In den USA sind im Gesamtjahr die Neuzulassungen von Elektroautos um drei Prozent auf 115.000 gefallen, aufgrund nur leicht steigender Absätze von reinen Elektrofahrzeugen und deutlich rückläufiger Trends bei Hybridfahrzeugen. Der Studie zufolge ist Großbritannien 2015 größter Elektroautomarkt Europas mit 28.000 E-Autos geworden – ein Plus von 70 Prozent gegenüber 2014. In Frankreich erhöhten sich die E-Auto Neuzulassungen im Gesamtjahr auf 27.000 (+67 Prozent). Deutschland kommt im Gesamtjahr 2015 trotz eines Zuwachses um 80 Prozent nur auf 23.500 neu zugelassene Elektro-Pkw.
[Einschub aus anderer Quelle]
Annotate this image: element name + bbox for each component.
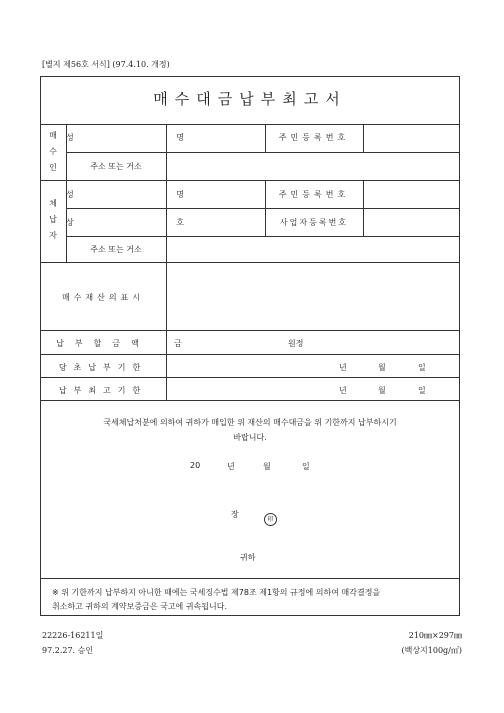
property-field[interactable] [167, 263, 460, 330]
delinquent-address-field[interactable] [167, 237, 460, 262]
final-due-field[interactable] [167, 378, 460, 400]
issue-day: 일 [302, 462, 310, 471]
delinquent-rrn-field[interactable] [364, 181, 460, 208]
footnote: ※ 위 기한까지 납부하지 아니한 때에는 국세징수법 제78조 제1항의 규정에 의하여 매각결정을 취소하고 귀하의 계약보증금은 국고에 귀속됩니다. [52, 588, 381, 611]
amount-label: 납부할금액 [56, 339, 150, 348]
delinquent-group-label: 체 납 자 [49, 199, 57, 240]
notice-body: 국세체납처분에 의하여 귀하가 매입한 위 재산의 매수대금을 위 기한까지 납부하시기 바랍니다. [103, 418, 397, 442]
buyer-address-label: 주소 또는 거소 [90, 162, 142, 171]
buyer-group-label: 매 수 인 [49, 131, 57, 172]
buyer-name-label: 성 명 [66, 133, 234, 142]
delinquent-name-field[interactable] [167, 181, 265, 208]
form-number-note: [별지 제56호 서식] (97.4.10. 개정) [42, 60, 170, 69]
buyer-rrn-field[interactable] [364, 125, 460, 152]
buyer-rrn-label: 주민등록번호 [278, 133, 350, 142]
footer-right-line-2: (백상지100g/㎡) [401, 646, 462, 655]
issue-year-prefix: 20 [190, 461, 201, 470]
final-due-year: 년 [339, 386, 347, 395]
delinquent-biz-no-label: 사업자등록번호 [279, 218, 349, 227]
form-title: 매수대금납부최고서 [153, 90, 347, 108]
seal-icon: 印 [264, 513, 277, 526]
divider [40, 578, 460, 579]
seal-mark [264, 506, 277, 526]
buyer-address-field[interactable] [167, 153, 460, 180]
amount-prefix: 금 [174, 339, 182, 348]
delinquent-name-label: 성 명 [66, 190, 234, 199]
delinquent-trade-name-field[interactable] [167, 209, 265, 236]
amount-suffix: 원정 [288, 339, 304, 348]
original-due-year: 년 [339, 363, 347, 372]
final-due-month: 월 [378, 386, 386, 395]
buyer-name-field[interactable] [167, 125, 265, 152]
original-due-label: 당초납부기한 [58, 363, 148, 372]
final-due-label: 납부최고기한 [58, 386, 148, 395]
delinquent-biz-no-field[interactable] [364, 209, 460, 236]
delinquent-address-label: 주소 또는 거소 [90, 245, 142, 254]
footer-right-line-1: 210㎜×297㎜ [408, 631, 462, 640]
issue-month: 월 [263, 462, 271, 471]
issue-year: 년 [227, 462, 235, 471]
recipient: 귀하 [240, 553, 256, 562]
property-label: 매수재산의표시 [61, 293, 145, 302]
original-due-day: 일 [418, 363, 426, 372]
delinquent-trade-name-label: 상 호 [66, 218, 234, 227]
final-due-day: 일 [418, 386, 426, 395]
amount-field[interactable] [190, 331, 278, 354]
signer-title: 장 [231, 510, 239, 519]
delinquent-rrn-label: 주민등록번호 [278, 190, 350, 199]
footer-left-line-1: 22226-16211일 [42, 631, 104, 640]
original-due-month: 월 [378, 363, 386, 372]
original-due-field[interactable] [167, 355, 460, 377]
footer-left-line-2: 97.2.27. 승인 [42, 646, 94, 655]
divider [40, 400, 460, 401]
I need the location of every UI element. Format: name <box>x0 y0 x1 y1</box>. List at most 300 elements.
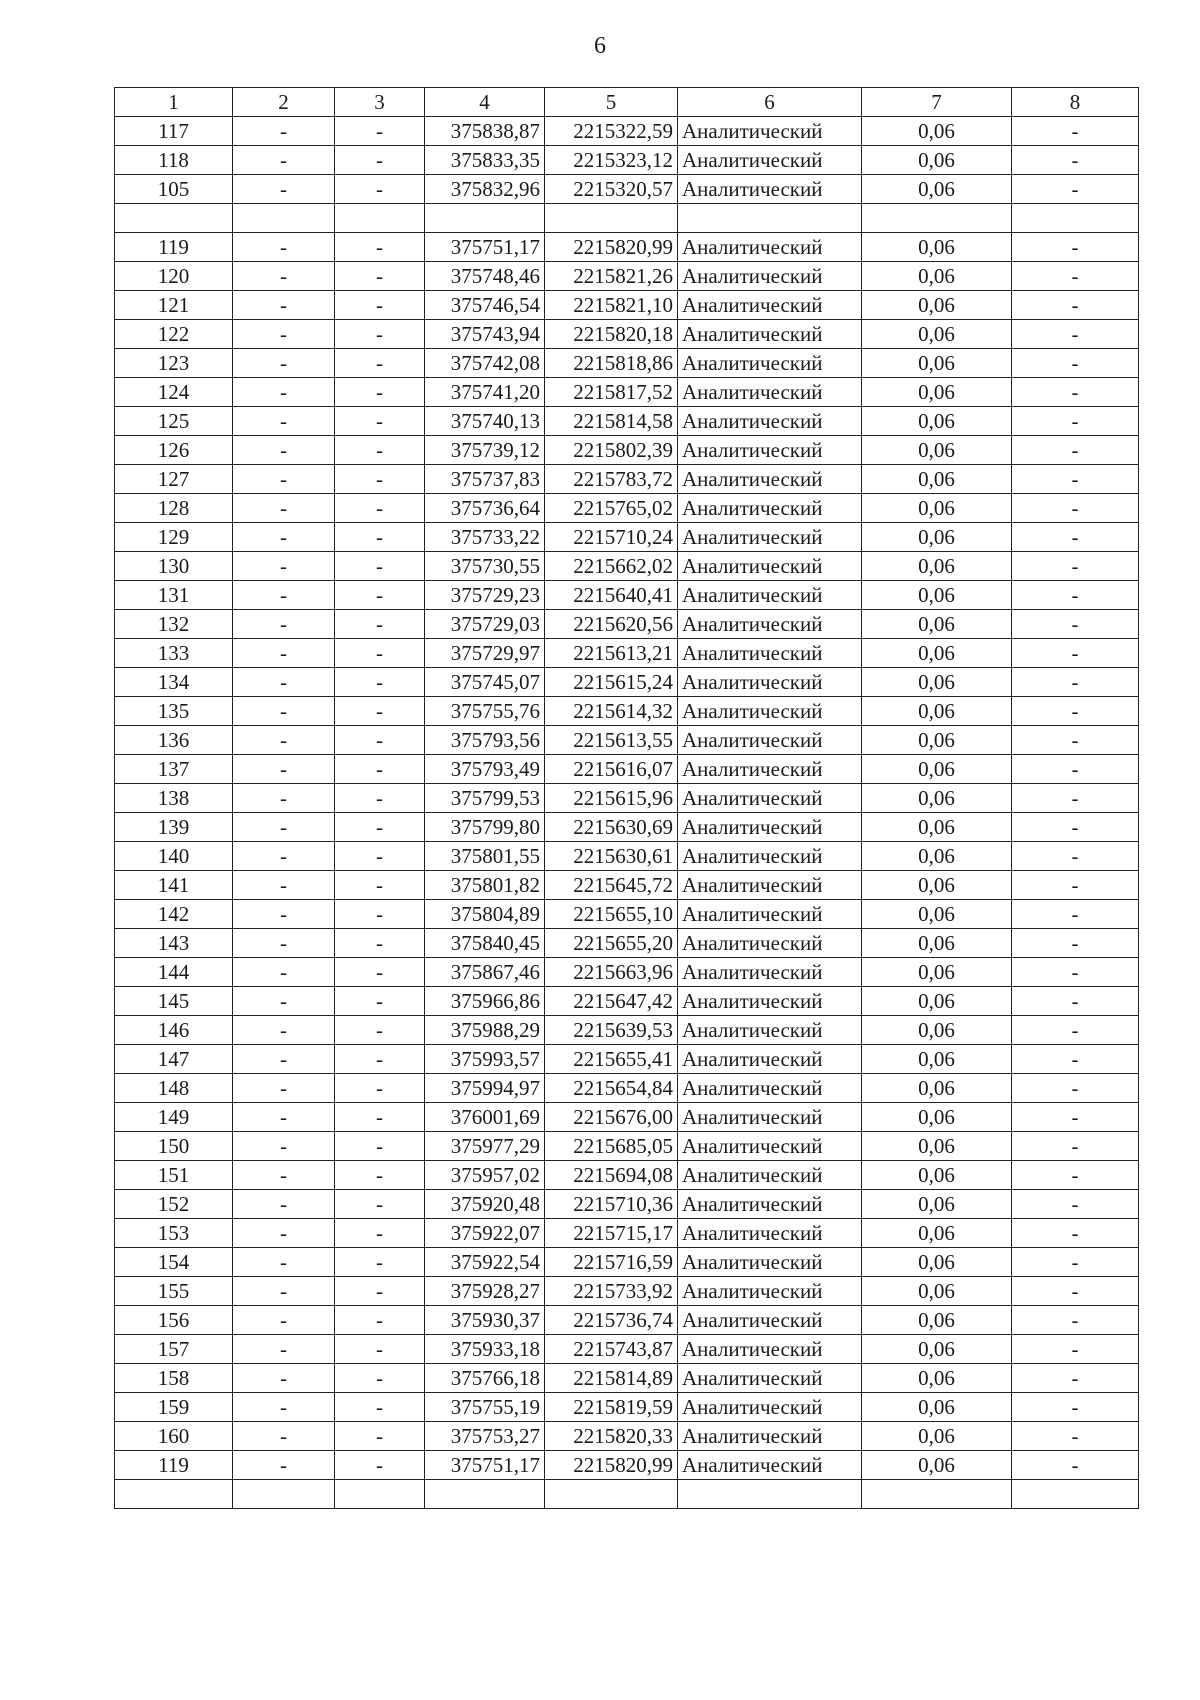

Behörden steuern Zulassungen
Die Nachfragedynamik der E-Mobilität in China bezeichnet Autoexperte Bratzel als das Ergebnis einer Kombination von steuerpolitischen und ordnungspolitischen Instrumenten sowie industriellen Angeboten von Herstellern. Neben den finanziellen Kaufanreizen profitieren Elektrofahrzeuge in China derzeit in Städten wie Shanghai und Peking von bevorzugten Zulassungsbedingungen.
"Während die staatlichen Behörden Pkw mit konventionellen Antrieben aus Stau- bzw. Umweltgründen kontingentieren und daher Fahrzeugkäufer häufig nicht oder nur eingeschränkt behördliche Zulassungen erhalten, gilt dies für Elektrofahrzeuge nicht", schreibt Bratzel. "Daher sind Elektroautos für viele Kunden eine interessante Mobilitätsalternative." Und: Chinesische Modelle sind ganz klar führend auf dem heimischen Markt für Elektroautos.
Effiziente Batterien entscheiden
"China ist damit bereits ein gutes Stück vorangekommen, um neben dem Leitmarkt künftig auch zum globalen Leitanbieter für Elektromobilität zu werden", schreibt Bratzel. Das Wachstum der Elektromobilität sei auf globaler Ebene noch stark von öffentlichen Förderkulissen abhängig, da die E-Autos bislang, von wenigen Ausnahmen abgesehen, kaum wettbewerbsfähig seien. Gelöst werden muss nach seinen Worten das R.I.P.-Problem, was nichts mit "Rest in peace" zu tun hat, sondern den Problemkreis Reichweite, Infrastruktur und Preis beschreibt.
Laut Bratzel stehen die Automobilhersteller dabei vor einer Herkulesaufgabe: Sie müssten die Reichweite der E-Fahrzeuge auf mindestens 300 bis 500 Kilometer erhöhen und gleichzeitig die Kosten reduzieren, die im Wesentlichen durch die Batterien entstehen. Bratzel fordert deshalb eine "konzertierte Aktion der Automobilindustrie und der Regierung in Deutschland, um mittel- und langfristig die Batteriezelltechnologie als zentralen Wertschöpfungsbaustein der E-Mobilität nach Deutschland zu holen."